At least, he concludes that aloud: in his heart, he may actually believe that no one is interested in what he has to say. In this, he would be far from alone: there are plenty of Marcels out there who never send their books out even once.
Was that great collective “OH!” I just heard indicative of realizing that you know a writer like Marcel? Most of us do. The Marcels of the world are the ones who are all talk, and no query.
It takes real guts to pick yourself up after a rejection and send your work out again. It’s mighty tempting to give up, isn’t it? So give yourself an A+ if you pointed out by giving up so easily, Marcel never has to risk his ego’s being demolished by rejection again.
Extra credit with a cherry on top if you noticed that Marcel sought feedback only from his lover and friends, who could not possibly give him unbiased critique.

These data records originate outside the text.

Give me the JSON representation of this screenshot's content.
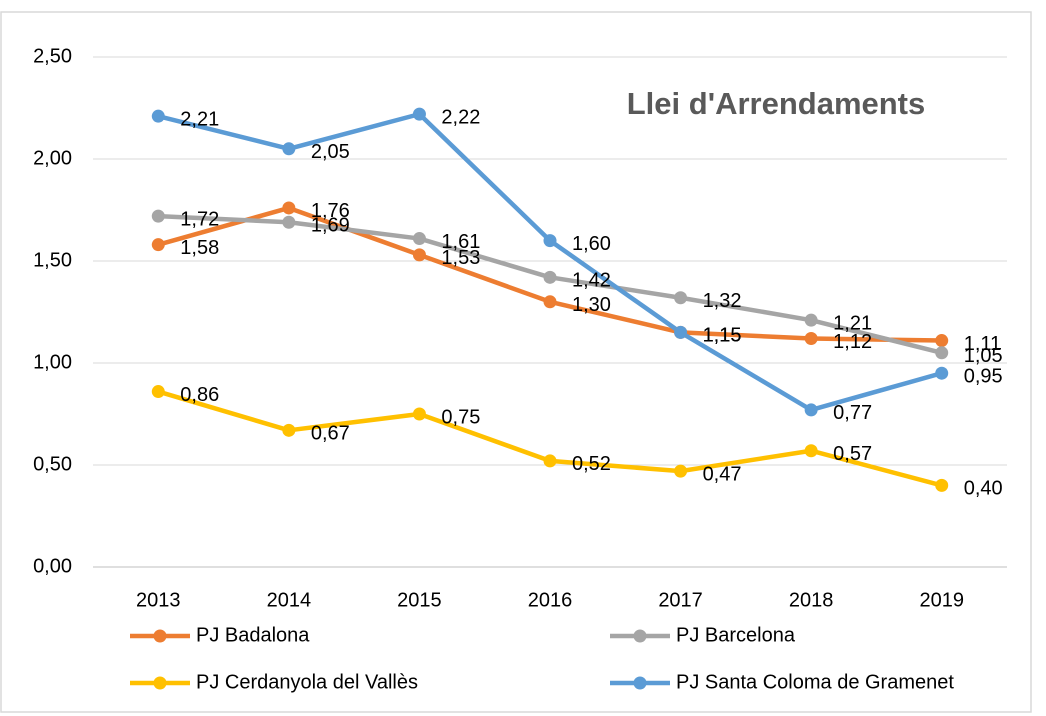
{
  "chart_data": {
    "type": "line",
    "title": "Llei d'Arrendaments",
    "categories": [
      "2013",
      "2014",
      "2015",
      "2016",
      "2017",
      "2018",
      "2019"
    ],
    "series": [
      {
        "name": "PJ Badalona",
        "color": "#ED7D31",
        "values": [
          1.58,
          1.76,
          1.53,
          1.3,
          1.15,
          1.12,
          1.11
        ],
        "value_labels": [
          "1,58",
          "1,76",
          "1,53",
          "1,30",
          "1,15",
          "1,12",
          "1,11"
        ]
      },
      {
        "name": "PJ Barcelona",
        "color": "#A5A5A5",
        "values": [
          1.72,
          1.69,
          1.61,
          1.42,
          1.32,
          1.21,
          1.05
        ],
        "value_labels": [
          "1,72",
          "1,69",
          "1,61",
          "1,42",
          "1,32",
          "1,21",
          "1,05"
        ]
      },
      {
        "name": "PJ Cerdanyola del Vallès",
        "color": "#FFC000",
        "values": [
          0.86,
          0.67,
          0.75,
          0.52,
          0.47,
          0.57,
          0.4
        ],
        "value_labels": [
          "0,86",
          "0,67",
          "0,75",
          "0,52",
          "0,47",
          "0,57",
          "0,40"
        ]
      },
      {
        "name": "PJ Santa Coloma de Gramenet",
        "color": "#5B9BD5",
        "values": [
          2.21,
          2.05,
          2.22,
          1.6,
          1.15,
          0.77,
          0.95
        ],
        "value_labels": [
          "2,21",
          "2,05",
          "2,22",
          "1,60",
          "1,15",
          "0,77",
          "0,95"
        ]
      }
    ],
    "ylim": [
      0,
      2.5
    ],
    "yticks": [
      {
        "value": 0,
        "label": "0,00"
      },
      {
        "value": 0.5,
        "label": "0,50"
      },
      {
        "value": 1,
        "label": "1,00"
      },
      {
        "value": 1.5,
        "label": "1,50"
      },
      {
        "value": 2,
        "label": "2,00"
      },
      {
        "value": 2.5,
        "label": "2,50"
      }
    ],
    "grid": true,
    "legend": "bottom"
  }
}
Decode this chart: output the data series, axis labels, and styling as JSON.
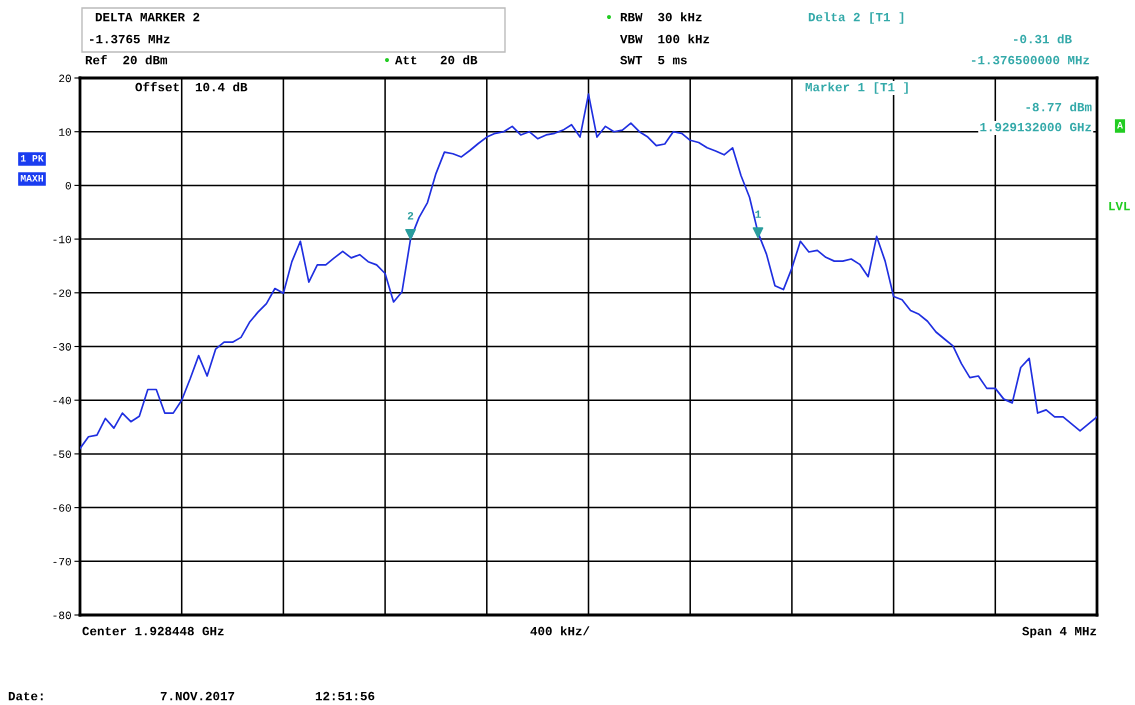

But you’re too clever to follow Marcel’s route in any of those three respects, aren’t you, readers? You know that a single rejection cannot logically mean that the book is unmarketable, that your writing is no good, or that you should give up writing altogether. Even a dozen rejections do not necessarily mean that: what an individual rejection means is that the agency in question didn’t like something about the submission.
Try to improve your submissions, by all means, but keep trying. Having to send out your work again and again is not – I repeat, is NOT – necessarily a reflection upon the quality of your writing, although it often is a reflection of how it is presented on the page. (Thus my continual yammering on the joys of standard format.)
Keep your chins up, campers. And keep up the good work.